During the next class meeting, students will divide into teams, each with one A, one B, and one C representative. Each student receives a handout, a map illustrating locations of mid-ocean ridges, and a map illustrating locations of deep-sea trenches. In teams, students first discuss the lines of evidence for continental drift. Then, they look at their ocean floor data and the ridge and trench maps to look for patterns among the maps. Finally, they come up with hypotheses for why the patterns exist. This activity sets the stage for subsequent discussions about plate tectonics, as well as the difference between continental drift and plate tectonics. I have included some example maps, but you may already have your own maps of oceanic crust ages, marine sediment thicknesses, and ocean physiography that would be equally suitable for this exercise.

Teaching Notes and Tips

On the day that the preparation exercises are distributed, it is important to let students know that (a) they will not be making formal presentations in front of the class; (b) there are three different prep exercises being distributed, so each person should use his/her own handout for preparation purposes.
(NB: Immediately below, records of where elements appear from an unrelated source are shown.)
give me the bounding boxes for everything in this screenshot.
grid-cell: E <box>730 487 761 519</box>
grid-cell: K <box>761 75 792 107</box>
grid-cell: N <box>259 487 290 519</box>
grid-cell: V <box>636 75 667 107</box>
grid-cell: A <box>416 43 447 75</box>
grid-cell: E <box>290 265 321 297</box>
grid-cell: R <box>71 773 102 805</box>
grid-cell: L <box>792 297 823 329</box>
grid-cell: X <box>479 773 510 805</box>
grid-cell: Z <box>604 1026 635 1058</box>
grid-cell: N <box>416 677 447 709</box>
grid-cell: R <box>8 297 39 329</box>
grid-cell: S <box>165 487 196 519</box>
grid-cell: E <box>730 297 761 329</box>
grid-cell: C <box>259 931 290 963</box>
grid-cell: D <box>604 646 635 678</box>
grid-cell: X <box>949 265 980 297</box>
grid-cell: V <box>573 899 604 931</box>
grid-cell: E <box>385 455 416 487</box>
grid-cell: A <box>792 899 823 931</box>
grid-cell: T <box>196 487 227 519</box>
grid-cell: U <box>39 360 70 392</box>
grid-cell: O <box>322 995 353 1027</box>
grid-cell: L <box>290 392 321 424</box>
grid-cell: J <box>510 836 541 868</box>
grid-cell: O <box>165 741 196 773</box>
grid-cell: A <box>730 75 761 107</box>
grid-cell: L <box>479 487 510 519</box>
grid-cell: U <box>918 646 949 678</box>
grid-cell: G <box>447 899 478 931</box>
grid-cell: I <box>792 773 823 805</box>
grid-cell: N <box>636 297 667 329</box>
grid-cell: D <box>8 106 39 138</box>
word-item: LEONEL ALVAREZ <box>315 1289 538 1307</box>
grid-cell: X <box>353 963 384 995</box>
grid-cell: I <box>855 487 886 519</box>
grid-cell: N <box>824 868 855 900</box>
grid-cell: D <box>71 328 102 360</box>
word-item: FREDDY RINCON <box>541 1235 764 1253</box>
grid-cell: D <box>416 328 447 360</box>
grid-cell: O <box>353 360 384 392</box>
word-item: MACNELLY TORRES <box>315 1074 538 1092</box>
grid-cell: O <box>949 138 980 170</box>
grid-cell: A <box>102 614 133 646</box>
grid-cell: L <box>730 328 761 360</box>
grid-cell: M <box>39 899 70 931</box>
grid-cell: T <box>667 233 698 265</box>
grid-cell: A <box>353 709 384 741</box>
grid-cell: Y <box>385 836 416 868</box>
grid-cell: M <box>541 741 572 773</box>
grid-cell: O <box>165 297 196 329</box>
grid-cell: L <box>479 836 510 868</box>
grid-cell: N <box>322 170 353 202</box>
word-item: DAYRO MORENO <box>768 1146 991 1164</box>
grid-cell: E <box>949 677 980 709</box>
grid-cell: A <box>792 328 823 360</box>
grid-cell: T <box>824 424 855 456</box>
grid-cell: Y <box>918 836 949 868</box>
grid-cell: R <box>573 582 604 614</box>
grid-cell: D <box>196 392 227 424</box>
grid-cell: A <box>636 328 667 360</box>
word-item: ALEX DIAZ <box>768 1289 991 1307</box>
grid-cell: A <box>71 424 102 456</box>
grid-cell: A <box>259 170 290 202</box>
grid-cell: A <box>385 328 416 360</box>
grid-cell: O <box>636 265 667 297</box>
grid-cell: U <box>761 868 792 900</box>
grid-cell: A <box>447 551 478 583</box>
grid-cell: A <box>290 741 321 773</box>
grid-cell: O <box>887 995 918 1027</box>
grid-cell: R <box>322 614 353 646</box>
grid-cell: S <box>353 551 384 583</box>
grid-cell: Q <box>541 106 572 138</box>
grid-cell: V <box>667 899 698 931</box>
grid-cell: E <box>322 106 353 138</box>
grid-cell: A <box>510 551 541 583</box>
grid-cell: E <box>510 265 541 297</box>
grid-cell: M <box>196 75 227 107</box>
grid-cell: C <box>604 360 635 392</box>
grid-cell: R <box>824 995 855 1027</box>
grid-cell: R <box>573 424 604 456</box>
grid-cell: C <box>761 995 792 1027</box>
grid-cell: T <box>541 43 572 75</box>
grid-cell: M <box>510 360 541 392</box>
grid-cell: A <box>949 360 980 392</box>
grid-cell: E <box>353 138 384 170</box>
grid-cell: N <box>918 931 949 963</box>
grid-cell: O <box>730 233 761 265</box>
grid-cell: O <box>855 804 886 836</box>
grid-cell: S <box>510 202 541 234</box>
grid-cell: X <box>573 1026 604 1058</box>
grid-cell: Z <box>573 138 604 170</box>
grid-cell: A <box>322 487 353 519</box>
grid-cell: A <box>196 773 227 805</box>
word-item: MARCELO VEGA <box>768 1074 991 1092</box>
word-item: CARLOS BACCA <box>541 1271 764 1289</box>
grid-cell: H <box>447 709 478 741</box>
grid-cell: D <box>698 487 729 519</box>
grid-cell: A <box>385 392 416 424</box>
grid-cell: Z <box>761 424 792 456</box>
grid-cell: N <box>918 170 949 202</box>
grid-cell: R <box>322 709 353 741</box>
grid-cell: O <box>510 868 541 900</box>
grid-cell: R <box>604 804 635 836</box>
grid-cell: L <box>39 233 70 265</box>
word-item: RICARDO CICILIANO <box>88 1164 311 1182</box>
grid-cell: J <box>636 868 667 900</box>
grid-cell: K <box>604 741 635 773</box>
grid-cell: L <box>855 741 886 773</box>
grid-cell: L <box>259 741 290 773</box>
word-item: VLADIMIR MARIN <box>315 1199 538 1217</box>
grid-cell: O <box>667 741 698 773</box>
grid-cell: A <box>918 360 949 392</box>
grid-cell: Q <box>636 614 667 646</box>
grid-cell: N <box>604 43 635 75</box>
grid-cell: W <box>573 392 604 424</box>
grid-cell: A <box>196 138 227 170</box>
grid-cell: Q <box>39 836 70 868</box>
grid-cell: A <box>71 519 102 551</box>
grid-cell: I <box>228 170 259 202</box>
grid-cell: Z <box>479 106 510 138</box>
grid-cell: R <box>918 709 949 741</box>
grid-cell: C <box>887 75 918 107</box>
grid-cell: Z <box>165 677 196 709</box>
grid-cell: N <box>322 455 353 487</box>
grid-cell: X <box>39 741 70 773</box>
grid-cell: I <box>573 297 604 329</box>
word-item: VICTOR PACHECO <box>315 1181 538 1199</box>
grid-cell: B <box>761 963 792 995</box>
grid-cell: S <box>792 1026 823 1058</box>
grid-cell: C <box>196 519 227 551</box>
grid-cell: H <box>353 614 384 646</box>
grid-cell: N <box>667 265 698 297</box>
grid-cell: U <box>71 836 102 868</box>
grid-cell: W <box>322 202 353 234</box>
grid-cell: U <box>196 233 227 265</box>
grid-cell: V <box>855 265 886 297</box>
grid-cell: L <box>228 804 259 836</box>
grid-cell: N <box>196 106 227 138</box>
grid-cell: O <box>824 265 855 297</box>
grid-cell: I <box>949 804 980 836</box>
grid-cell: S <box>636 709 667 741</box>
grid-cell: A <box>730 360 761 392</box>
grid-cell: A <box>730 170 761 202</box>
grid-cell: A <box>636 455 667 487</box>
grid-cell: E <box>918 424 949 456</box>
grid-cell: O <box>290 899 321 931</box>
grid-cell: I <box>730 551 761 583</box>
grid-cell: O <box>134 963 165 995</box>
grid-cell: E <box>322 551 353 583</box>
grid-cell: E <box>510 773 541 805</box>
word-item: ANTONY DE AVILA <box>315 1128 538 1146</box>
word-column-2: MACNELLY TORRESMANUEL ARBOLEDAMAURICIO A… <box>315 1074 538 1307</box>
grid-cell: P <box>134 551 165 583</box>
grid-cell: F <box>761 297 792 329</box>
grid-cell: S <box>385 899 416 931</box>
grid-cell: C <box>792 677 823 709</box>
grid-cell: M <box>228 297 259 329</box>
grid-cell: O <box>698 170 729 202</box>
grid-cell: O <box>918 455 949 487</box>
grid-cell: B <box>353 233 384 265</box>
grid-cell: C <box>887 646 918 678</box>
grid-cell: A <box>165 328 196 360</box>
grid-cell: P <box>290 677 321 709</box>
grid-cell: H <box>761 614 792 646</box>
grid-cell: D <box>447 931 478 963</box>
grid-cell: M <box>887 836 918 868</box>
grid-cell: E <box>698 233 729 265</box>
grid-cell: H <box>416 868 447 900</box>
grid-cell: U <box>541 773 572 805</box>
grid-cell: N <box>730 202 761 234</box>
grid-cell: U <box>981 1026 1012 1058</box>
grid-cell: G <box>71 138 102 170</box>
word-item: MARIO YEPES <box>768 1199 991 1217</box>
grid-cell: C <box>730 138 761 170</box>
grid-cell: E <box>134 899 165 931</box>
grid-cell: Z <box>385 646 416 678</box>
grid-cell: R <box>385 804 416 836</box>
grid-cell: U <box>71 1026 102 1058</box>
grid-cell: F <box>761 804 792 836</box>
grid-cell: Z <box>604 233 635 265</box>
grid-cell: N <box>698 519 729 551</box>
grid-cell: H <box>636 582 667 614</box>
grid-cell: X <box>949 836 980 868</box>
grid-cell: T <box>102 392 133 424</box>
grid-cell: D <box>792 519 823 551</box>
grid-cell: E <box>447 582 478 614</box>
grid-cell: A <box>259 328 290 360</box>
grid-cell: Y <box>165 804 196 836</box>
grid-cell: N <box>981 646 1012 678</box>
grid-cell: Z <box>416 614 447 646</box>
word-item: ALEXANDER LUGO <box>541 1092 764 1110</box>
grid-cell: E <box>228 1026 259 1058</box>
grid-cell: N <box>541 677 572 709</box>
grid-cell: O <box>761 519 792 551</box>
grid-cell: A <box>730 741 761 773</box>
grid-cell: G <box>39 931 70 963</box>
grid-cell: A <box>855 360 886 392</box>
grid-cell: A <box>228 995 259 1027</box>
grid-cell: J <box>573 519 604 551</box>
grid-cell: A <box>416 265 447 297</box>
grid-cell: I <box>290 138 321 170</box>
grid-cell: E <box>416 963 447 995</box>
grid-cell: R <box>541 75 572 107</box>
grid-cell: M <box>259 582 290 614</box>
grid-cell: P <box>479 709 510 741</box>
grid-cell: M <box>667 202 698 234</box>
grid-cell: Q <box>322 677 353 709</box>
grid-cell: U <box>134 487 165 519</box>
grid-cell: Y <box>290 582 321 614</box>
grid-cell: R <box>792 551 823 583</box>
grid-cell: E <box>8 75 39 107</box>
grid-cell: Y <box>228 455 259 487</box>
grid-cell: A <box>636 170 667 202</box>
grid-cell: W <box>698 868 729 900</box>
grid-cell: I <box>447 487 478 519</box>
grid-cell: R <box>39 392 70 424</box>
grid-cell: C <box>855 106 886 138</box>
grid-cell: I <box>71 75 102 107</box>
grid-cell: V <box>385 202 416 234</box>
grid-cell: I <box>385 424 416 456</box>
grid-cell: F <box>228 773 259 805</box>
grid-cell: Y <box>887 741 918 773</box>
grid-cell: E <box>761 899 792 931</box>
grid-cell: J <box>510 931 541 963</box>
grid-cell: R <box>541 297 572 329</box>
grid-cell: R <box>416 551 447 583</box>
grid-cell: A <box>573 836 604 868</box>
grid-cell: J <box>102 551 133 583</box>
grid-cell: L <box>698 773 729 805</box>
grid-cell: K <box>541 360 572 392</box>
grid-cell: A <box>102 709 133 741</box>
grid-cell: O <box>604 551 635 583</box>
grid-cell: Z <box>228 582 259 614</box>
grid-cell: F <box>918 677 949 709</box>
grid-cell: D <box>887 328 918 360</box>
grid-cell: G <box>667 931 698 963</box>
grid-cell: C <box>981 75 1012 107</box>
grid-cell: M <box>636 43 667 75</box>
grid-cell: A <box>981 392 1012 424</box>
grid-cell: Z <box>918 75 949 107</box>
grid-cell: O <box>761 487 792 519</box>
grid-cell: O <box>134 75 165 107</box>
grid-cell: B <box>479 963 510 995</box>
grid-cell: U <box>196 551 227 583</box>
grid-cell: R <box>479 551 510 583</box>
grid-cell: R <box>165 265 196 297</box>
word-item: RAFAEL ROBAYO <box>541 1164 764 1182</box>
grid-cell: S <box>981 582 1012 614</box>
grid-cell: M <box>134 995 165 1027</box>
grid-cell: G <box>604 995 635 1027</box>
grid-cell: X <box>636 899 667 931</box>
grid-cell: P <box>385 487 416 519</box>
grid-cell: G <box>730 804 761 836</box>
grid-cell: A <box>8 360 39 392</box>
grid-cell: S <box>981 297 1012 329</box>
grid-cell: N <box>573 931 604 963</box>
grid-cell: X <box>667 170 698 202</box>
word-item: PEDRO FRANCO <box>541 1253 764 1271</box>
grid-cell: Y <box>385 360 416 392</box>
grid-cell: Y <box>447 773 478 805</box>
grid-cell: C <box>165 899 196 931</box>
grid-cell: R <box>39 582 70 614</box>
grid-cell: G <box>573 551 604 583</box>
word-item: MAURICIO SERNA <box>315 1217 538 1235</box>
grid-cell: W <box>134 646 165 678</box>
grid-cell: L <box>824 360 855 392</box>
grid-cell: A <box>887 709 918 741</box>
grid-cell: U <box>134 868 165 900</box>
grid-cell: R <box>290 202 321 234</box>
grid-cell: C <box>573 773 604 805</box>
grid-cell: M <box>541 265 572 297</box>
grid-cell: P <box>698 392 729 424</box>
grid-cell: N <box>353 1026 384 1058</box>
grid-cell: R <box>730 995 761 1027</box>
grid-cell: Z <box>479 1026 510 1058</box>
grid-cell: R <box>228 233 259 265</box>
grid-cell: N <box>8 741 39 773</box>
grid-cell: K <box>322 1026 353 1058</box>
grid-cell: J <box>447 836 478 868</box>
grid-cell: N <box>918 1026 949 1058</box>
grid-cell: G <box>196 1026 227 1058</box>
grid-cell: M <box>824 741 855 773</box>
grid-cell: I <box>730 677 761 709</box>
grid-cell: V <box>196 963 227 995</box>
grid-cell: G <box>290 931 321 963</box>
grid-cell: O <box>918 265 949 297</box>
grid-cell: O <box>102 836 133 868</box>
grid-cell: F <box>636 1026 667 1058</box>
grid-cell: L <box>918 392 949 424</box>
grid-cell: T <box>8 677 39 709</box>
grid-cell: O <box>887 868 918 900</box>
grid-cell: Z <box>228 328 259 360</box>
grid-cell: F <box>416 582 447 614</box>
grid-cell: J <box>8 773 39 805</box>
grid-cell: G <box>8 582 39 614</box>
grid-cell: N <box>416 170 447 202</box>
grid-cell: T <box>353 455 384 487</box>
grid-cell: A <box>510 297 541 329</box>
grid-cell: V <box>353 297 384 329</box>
In the past, I have had students use a classmate's prep exercise instead of their own and had too many students do, for example, "A" preparations than "C" preparations. One obvious pitfall of this assignment is that some students will invariably be unprepared or absent on the day that the exercise is implemented. It will likely be the case that groups with multiple "A" representatives, a group missing a "B" representative, etc. will form. In the former case, I suggest that one of the "A" representatives share his/her continental drift information and the other "A" representative share his/her ocean floor data information. In the latter case, I have had "consultants" from other groups join groups with missing data. Finally, I have found that providing some discussion questions for students (I included some examples in the handout) breaks the ice and initiates the group work more efficiently than simply saying to students, "Explain your data to your teammates."